Un tipo cuyo rostro fue conocido en todo el mundo en una era en la que las redes sociales tal vez ni siquiera aparecían en los sueños de quienes comenzaban a experimentar con el internet como medio de comunicación. Porque en aquellos años, todos sabían quién era Michael Jordan. No importaba si eras fanático o no del deporte, del basquetbol, si viviste en los últimos años de la década de los ochenta y durante toda la de los noventa del siglo pasado, en algún momento miraste al televisor y te encontraste con Michael Jordan.

Es más, incluso tal vez pagaste un boleto solamente para ver lo mal actor que era al aparecer junto a Bugs Bunny en Space Jam. O probablemente bailaste con él al mismo tiempo que veías en MTV el video de Jam en el que aparecía junto a Michael Jackson. Se trata de un fenómeno que difícilmente se repetirá ante la facilidad como hoy se construyen ídolos sostenidos por el barro de la fama efímera, insulsa y buscada por razones que poco tienen que ver con las que construyeron el legado de Jordan y los Bulls de los 90.

Lo anterior dota al documental de un inevitable dejo de nostalgia. Quien vivió aquella época irremediablemente viajará en el tiempo para recordarla y sentirse afortunado de mirar nuevamente lo que Jordan y los Bulls significaron para el mundo entero, y quien no lo hizo, añorará el haber vivido esos días y mirará cómo se construía una dinastía deportiva con elementos que jamás volverán a verse, puesto que los vientos traen nuevos tiempos, nuevas formas de entender y practicar al basquetbol en particular, al deporte en general.

The Last Dance es el complemento perfecto para una historia llena de drama, de sufrimiento, de risas, llanto y triunfo. Es la épica audiovisual que remite a la dinastía de los Toros de Chicago y que funciona como un epígrafe perfecto para un equipo que rayó en la perfección, para un hombre como Michael Jordan que la buscaba a toda costa.

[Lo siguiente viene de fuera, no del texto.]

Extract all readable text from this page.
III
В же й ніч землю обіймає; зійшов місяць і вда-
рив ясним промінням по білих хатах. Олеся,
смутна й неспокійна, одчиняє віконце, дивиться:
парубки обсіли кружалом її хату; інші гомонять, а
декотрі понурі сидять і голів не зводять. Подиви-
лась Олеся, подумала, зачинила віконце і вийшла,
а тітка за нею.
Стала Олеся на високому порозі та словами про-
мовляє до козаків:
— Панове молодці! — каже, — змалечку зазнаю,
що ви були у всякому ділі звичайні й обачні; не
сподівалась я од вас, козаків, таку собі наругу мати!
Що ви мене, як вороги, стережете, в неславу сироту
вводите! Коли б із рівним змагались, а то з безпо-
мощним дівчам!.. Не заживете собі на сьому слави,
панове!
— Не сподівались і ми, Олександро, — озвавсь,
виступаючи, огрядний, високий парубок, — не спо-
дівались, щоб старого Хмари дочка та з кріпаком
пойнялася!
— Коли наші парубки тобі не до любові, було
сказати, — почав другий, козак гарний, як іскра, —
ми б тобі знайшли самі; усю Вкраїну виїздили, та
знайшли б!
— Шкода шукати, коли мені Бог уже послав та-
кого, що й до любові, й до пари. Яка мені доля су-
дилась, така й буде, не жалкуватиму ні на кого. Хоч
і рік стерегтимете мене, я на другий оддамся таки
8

Es el último de los grandes bailes deportivos, un baile producido por una serie de circunstancias que se conjugaron para trasladarnos a esos territorios en los que viven solamente los grandes y al que los mortales nos asomamos con los ojos semiabiertos por el sueño eterno de ser como ellos, de por un instante tener el talento y los arrestos para tomar el balón, elevarse por el aire y dejar en el suelo a todos los Byron Russell del mundo mientras cientos de cámaras congelan ese momento para la eternidad.

Porque está claro que el baile de los Toros, coreografiado por Phil Jackson e interpretado a la perfección por Jordan y su grupo, tiene un lugar garantizado en esa marquesina que, con letras de oro, se ha quedado grabada para siempre en todos los teatros en los que se baila al compás que marca el ritmo provocado por el bote de un balón, por la música que despide la red cuando éste entra por el aro que la sostiene generando una de las melodías más bellas, la cual hace que sea irresistible el querer volar tal y como lo hiciera el legendario número 23 de los Bulls de Chicago.